Roberto Bruce, o conde escocês que alcançou o trono

Contexto e Primeiros Anos


Em 1296, as forças do rei inglês Eduardo invadem a Escócia, obrigando João de Balliol a renunciar ao trono escocês (veja-se artigo anterior). Praticamente, durante 10 anos, a Escócia não terá um rei ou governador que realmente tutelasse os assuntos internos (daí o interregnum). É certo que o rei Eduardo procurará, à distância e apesar da resistência nativa, administrar o território em questão, o que claramente se revelou uma tarefa pouco acessível. Evidentemente, houve momentos de grande anarquia e instabilidade que se alastravam pelo território escocês. 
Roberto Bruce, nascido na localidade de Ayrshire em 1274, viverá toda esta conjuntura crítica, acabando por aderir à resistência escocesa, embora tivesse estado inicialmente ao lado dos ingleses quando estes, de certa forma, destronaram John Balliol. Em algum momento, terá chegado a conhecer William Wallace, o herói de Stirling Bridge (1297) e até há historiadores que levantam a hipótese de ter ajudado aquela personalidade a escapar com vida aos ingleses na malograda batalha de Falkirk (1298). Embora não existam certezas sobre este seu movimento em concreto (não está sequer minimamente provada a participação de Roberto Bruce naquela batalha), é consensual que, de algum modo, se terá juntado à revolta dos scots no limiar dos finais do século XIII. Neste contexto, crê-se que terá sido nomeado Guardião da Escócia juntamente com John Comyn, com o qual manterá uma rivalidade tensa. 
Em termos nobiliárquicos, Roberto Bruce era filho de Robert de Brus (Senhor de Annandale) e Marjorie (condessa de Carrick), e destes herdaria então o condado de Carrick e o senhorio de Annandale. No plano militar, Roberto aprendeu rapidamente as técnicas e estratégias que vigoravam na era medieval.
Mas, como veremos, os anos de 1306 e 1307 serão os anos centrais para Roberto iniciar uma nova era na Escócia.
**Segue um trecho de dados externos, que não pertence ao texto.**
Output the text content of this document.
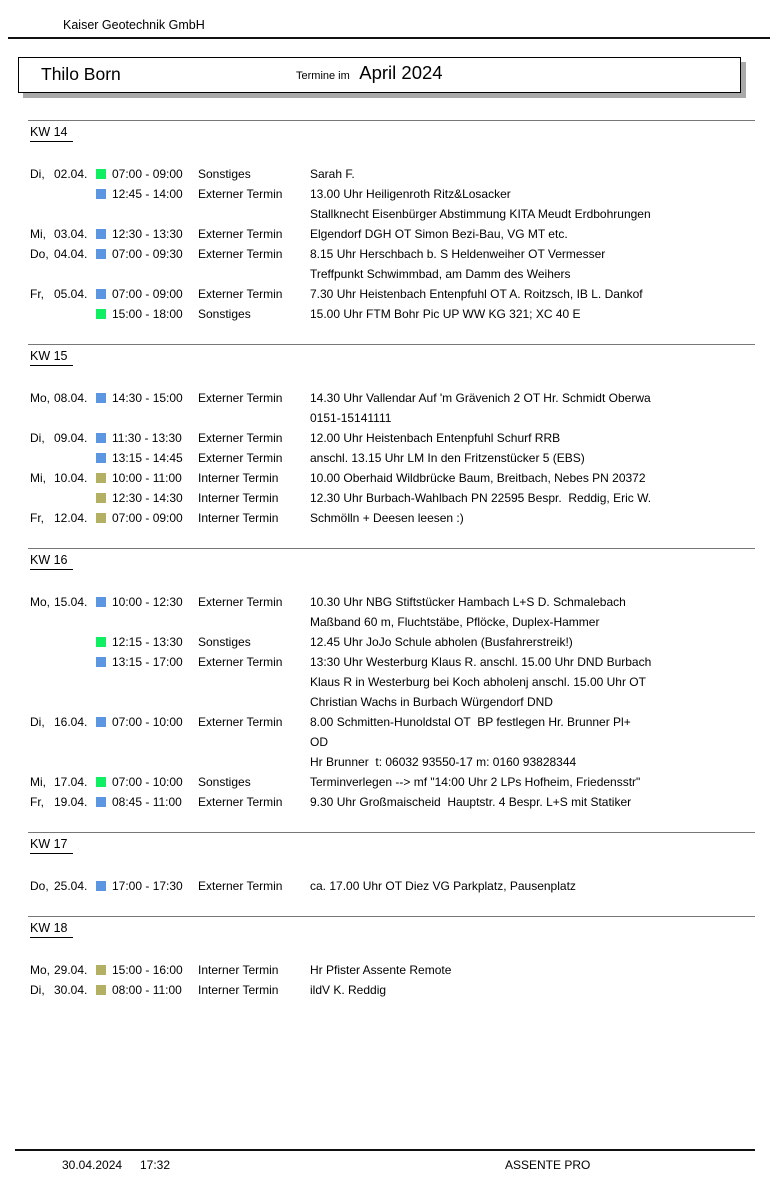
Kaiser Geotechnik GmbH
Thilo Born	Termine im April 2024
KW 14
Di, 02.04.	07:00 - 09:00	Sonstiges	Sarah F.
12:45 - 14:00	Externer Termin	13.00 Uhr Heiligenroth Ritz&Losacker
Stallknecht Eisenbürger Abstimmung KITA Meudt Erdbohrungen
Mi, 03.04.	12:30 - 13:30	Externer Termin	Elgendorf DGH OT Simon Bezi-Bau, VG MT etc.
Do, 04.04.	07:00 - 09:30	Externer Termin	8.15 Uhr Herschbach b. S Heldenweiher OT Vermesser
Treffpunkt Schwimmbad, am Damm des Weihers
Fr, 05.04.	07:00 - 09:00	Externer Termin	7.30 Uhr Heistenbach Entenpfuhl OT A. Roitzsch, IB L. Dankof
15:00 - 18:00	Sonstiges	15.00 Uhr FTM Bohr Pic UP WW KG 321; XC 40 E
KW 15
Mo, 08.04.	14:30 - 15:00	Externer Termin	14.30 Uhr Vallendar Auf 'm Grävenich 2 OT Hr. Schmidt Oberwa
0151-15141111
Di, 09.04.	11:30 - 13:30	Externer Termin	12.00 Uhr Heistenbach Entenpfuhl Schurf RRB
13:15 - 14:45	Externer Termin	anschl. 13.15 Uhr LM In den Fritzenstücker 5 (EBS)
Mi, 10.04.	10:00 - 11:00	Interner Termin	10.00 Oberhaid Wildbrücke Baum, Breitbach, Nebes PN 20372
12:30 - 14:30	Interner Termin	12.30 Uhr Burbach-Wahlbach PN 22595 Bespr.  Reddig, Eric W.
Fr, 12.04.	07:00 - 09:00	Interner Termin	Schmölln + Deesen leesen :)
KW 16
Mo, 15.04.	10:00 - 12:30	Externer Termin	10.30 Uhr NBG Stiftstücker Hambach L+S D. Schmalebach
Maßband 60 m, Fluchtstäbe, Pflöcke, Duplex-Hammer
12:15 - 13:30	Sonstiges	12.45 Uhr JoJo Schule abholen (Busfahrerstreik!)
13:15 - 17:00	Externer Termin	13:30 Uhr Westerburg Klaus R. anschl. 15.00 Uhr DND Burbach
Klaus R in Westerburg bei Koch abholenj anschl. 15.00 Uhr OT
Christian Wachs in Burbach Würgendorf DND
Di, 16.04.	07:00 - 10:00	Externer Termin	8.00 Schmitten-Hunoldstal OT  BP festlegen Hr. Brunner Pl+
OD
Hr Brunner  t: 06032 93550-17 m: 0160 93828344
Mi, 17.04.	07:00 - 10:00	Sonstiges	Terminverlegen --> mf "14:00 Uhr 2 LPs Hofheim, Friedensstr"
Fr, 19.04.	08:45 - 11:00	Externer Termin	9.30 Uhr Großmaischeid  Hauptstr. 4 Bespr. L+S mit Statiker
KW 17
Do, 25.04.	17:00 - 17:30	Externer Termin	ca. 17.00 Uhr OT Diez VG Parkplatz, Pausenplatz
KW 18
Mo, 29.04.	15:00 - 16:00	Interner Termin	Hr Pfister Assente Remote
Di, 30.04.	08:00 - 11:00	Interner Termin	ildV K. Reddig
30.04.2024 17:32	ASSENTE PRO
Imagem nº 1 - Roberto Bruce, rei da Escócia (1306-1329), conde de Carrick e senhor de Annandale.



A ascensão de Roberto Bruce


Em 1306, Roberto mata o seu rival John Comyn na Igreja de Dumfries, isto poucas semanas antes da sua coroação enquanto rei da Escócia. Logicamente, a nova figura de proa da resistência escocesa não tinha um temperamento fácil. Em Inglaterra, o ainda rei Eduardo declara-o agora como um fora-de-lei, enquanto o Papa Clemente V o excomungará devido àquele acto. Todavia, nada o impede de se auto-coroar como rei da Escócia na Abadia de Scone para irritação dos ingleses que obviamente não reconheceram o seu novo estatuto. Todavia, Roberto alegava ser descendente do rei David I da Escócia (1084-1153) que havia sido um soberano excepcional e bem-sucedido em termos de desenvolvimento da sua nação.
Mesmo assim, o seu reinado não começa nada bem com as forças inglesas a triunfarem em Methven. A sua esposa bem como as suas irmãs foram aprisionadas, mas o pior ficou reservado para três dos seus irmãos que foram executados. Por seu turno, Roberto desaparece de cena por algum tempo, talvez procurando refúgio seguro na Costa de Antrim (actual Irlanda do Norte).
Em 1307, o rei Eduardo, historicamente conhecido pelo seu estilo implacável no campo bélico, falece já com alguma idade avançada, embora ainda tivesse pretendido dirigir, nesse mesmo ano, uma nova campanha na Escócia. É sucedido pelo seu filho Eduardo II, o qual revelaria ser um rei mais ineficaz no plano militar. É óbvio que este acontecimento jogou completamente a favor de Roberto que conseguiu ressurgir e reerguer-se para os anos decisivos que aí vinham.
A partir de agora, o líder da resistência escocesa, à semelhança dos modelos bélicos anteriormente adoptados pelos rebeldes William Wallace e Andrew de Moray, fomentará as tácticas de guerrilha intensiva, começando a somar vitórias determinantes através da conquista de vários castelos e fortalezas. Em 1314, os avanços já eram bastante significativos, o que levou o rei Eduardo II a reagir imediatamente.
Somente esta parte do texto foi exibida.